Mark Reed – Two Poems

???????????????????????????????Mark Reed* lives in London with his wife Louise. He has a background in marketing communications and whilst he still works as a consultant he now spends much of his time writing, broadcasting and working in the area of voice-overs. He is currently working on his first collection of poetry.


Cormorants and swans

An Atlantic Friday in Galway.
Stoic, the ladies in their see-through waterproof bonnets
lean through the elements.
Perms will remain permanent today.

In Eyre Square dogs bark to themselves
and an old vagrant continues to read Tuesday’s Mirror
fag perched cleaning-lady style
crumpling pages to a bin as she goes.

On Shop Street buskers strum their stuff.
Outside the King’s Head
Father Christmas like, a bearded man plays three instruments at once.
He’s happy.

In Dubray Books, Mary awaits her next learned reader
fine works here
no Mills and Boon,
Wilde’s more the fare.

In Quay Street bars offer homage,
heated by a thousand bodies
ice melts fast.
Artists hard at work.

At street’s end the wind picks up,
Father Griffin’s hoolie.
The Corrib lives today
fed by her bloated mother upstream.

Weirs plume peat coloured water baywards
past eel traps
and the blue Cathedral pierces a darkening sky.


The Final Call

We sped to a crying widow,
a fine hotel
but what does that matter now?

Where it happened –
a table next to a gaming machine in a Maltese backstreet bar,
his last place a gloomy unbefitting shrine.

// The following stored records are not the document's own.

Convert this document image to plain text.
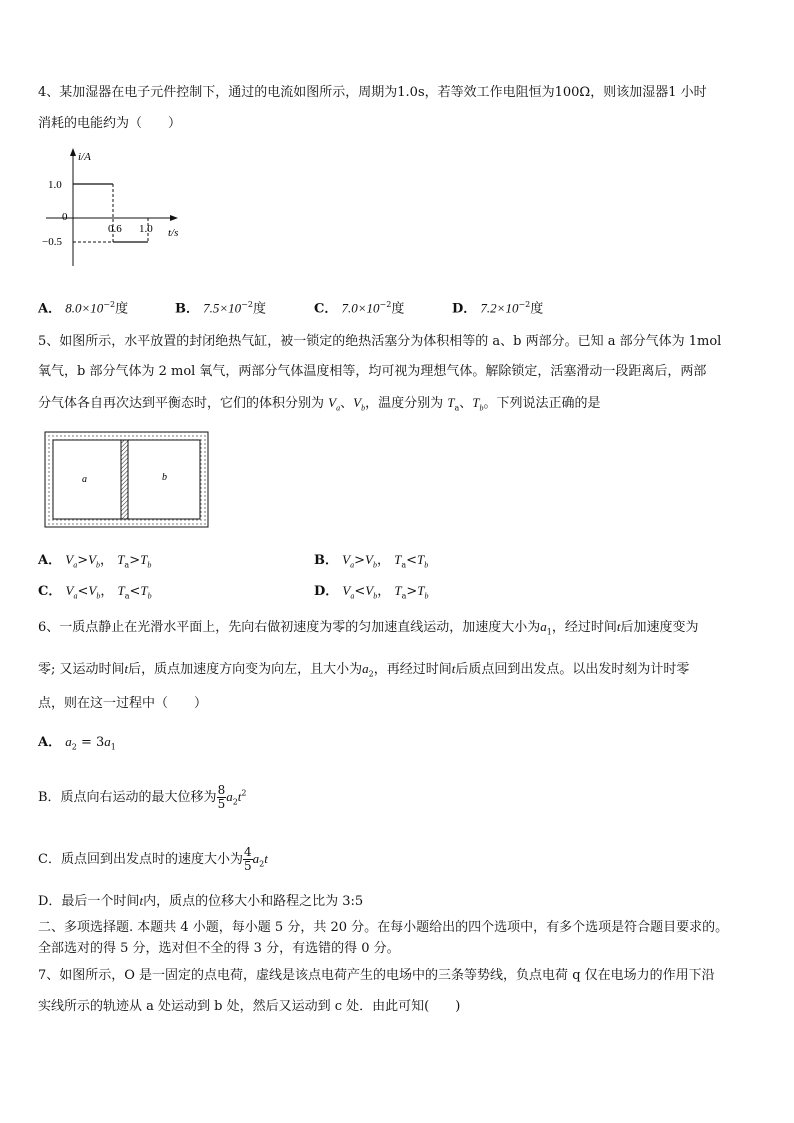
4、某加湿器在电子元件控制下，通过的电流如图所示，周期为1.0s，若等效工作电阻恒为100Ω，则该加湿器1 小时
消耗的电能约为（　　）
i/A
t/s
1.0
0
−0.5
0.6 1.0
A． $8.0\times 10^{-2}$度	B． $7.5\times 10^{-2}$度	C． $7.0\times 10^{-2}$度	D． $7.2\times 10^{-2}$度
5、如图所示，水平放置的封闭绝热气缸，被一锁定的绝热活塞分为体积相等的 a、b 两部分。已知 a 部分气体为 1mol
氧气，b 部分气体为 2 mol 氧气，两部分气体温度相等，均可视为理想气体。解除锁定，活塞滑动一段距离后，两部
分气体各自再次达到平衡态时，它们的体积分别为 $V_a$、$V_b$，温度分别为 $T_a$、$T_b$。下列说法正确的是
a	b
A． $V_a>V_b$， $T_a>T_b$	B． $V_a>V_b$， $T_a<T_b$
C． $V_a<V_b$， $T_a<T_b$	D． $V_a<V_b$， $T_a>T_b$
6、一质点静止在光滑水平面上，先向右做初速度为零的匀加速直线运动，加速度大小为$a_1$，经过时间t后加速度变为
零; 又运动时间t后，质点加速度方向变为向左，且大小为$a_2$，再经过时间t后质点回到出发点。以出发时刻为计时零
点，则在这一过程中（　　）
A． $a_2 = 3a_1$
B．质点向右运动的最大位移为 $\frac{8}{5} a_2t^2$
C．质点回到出发点时的速度大小为 $\frac{4}{5} a_2t$
D．最后一个时间t内，质点的位移大小和路程之比为 3:5
二、多项选择题. 本题共 4 小题，每小题 5 分，共 20 分。在每小题给出的四个选项中，有多个选项是符合题目要求的。
全部选对的得 5 分，选对但不全的得 3 分，有选错的得 0 分。
7、如图所示，O 是一固定的点电荷，虚线是该点电荷产生的电场中的三条等势线，负点电荷 q 仅在电场力的作用下沿
实线所示的轨迹从 a 处运动到 b 处，然后又运动到 c 处．由此可知(　　)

Passport corner clinically clipped.
“So very sorry – I liked his work.”
A thin young man not used to his words.

An orange pillbox mortuary stood alone on the hill.
White rubber aprons and oversized green boots,
staring staff waiting to see important people.

And there were none,
just us.
Those that loved him most.

*I am pleased to present here two wonderful and important poems from the pen of London based Mark Reed, the only son of film actor Oliver Reed. The Reeds are a remarkable artistic family. Mark’s great grandfather was the actor/manager Sir Herbert Beerbohm Tree who built Her Majesty’s Theatre in London (then called His Majesty’s) and founded The Royal Academy of Dramatic Art. It was Beerbohm Tree who first staged Oscar Wilde’s ‘A Woman of no Importance’. Mark’s grand uncle was the film director Sir Carol Reed, perhaps best known for ‘The Third Man’ and ‘Oliver!’ for which he received an Academy Award. His grandfather was the sportswriter Peter Reed and his father was Oliver Reed. In the poem published here, ‘The Final Call’, Mark writes for the first time about the tragic events surrounding his famous father’s untimely death while filming ‘Gladiator’. This poignant poem allows the reader to see the sad events from a very different and personal perspective. It is an important poem because it is the first time that Mark has published on the sad death of his father and we are privileged to be his publication of choice. A major factor in his allowing us to be the first to publish this poem was the warm welcome he recently received from the good people of Galway who fondly reminisced with him about his father’s boisterous visits to the city. Mark was in Galway at the time promoting the one man show ‘Wild Thing’ about his father and in his second poem published here ,‘Cormorants and Swans’, he recalls that short visit.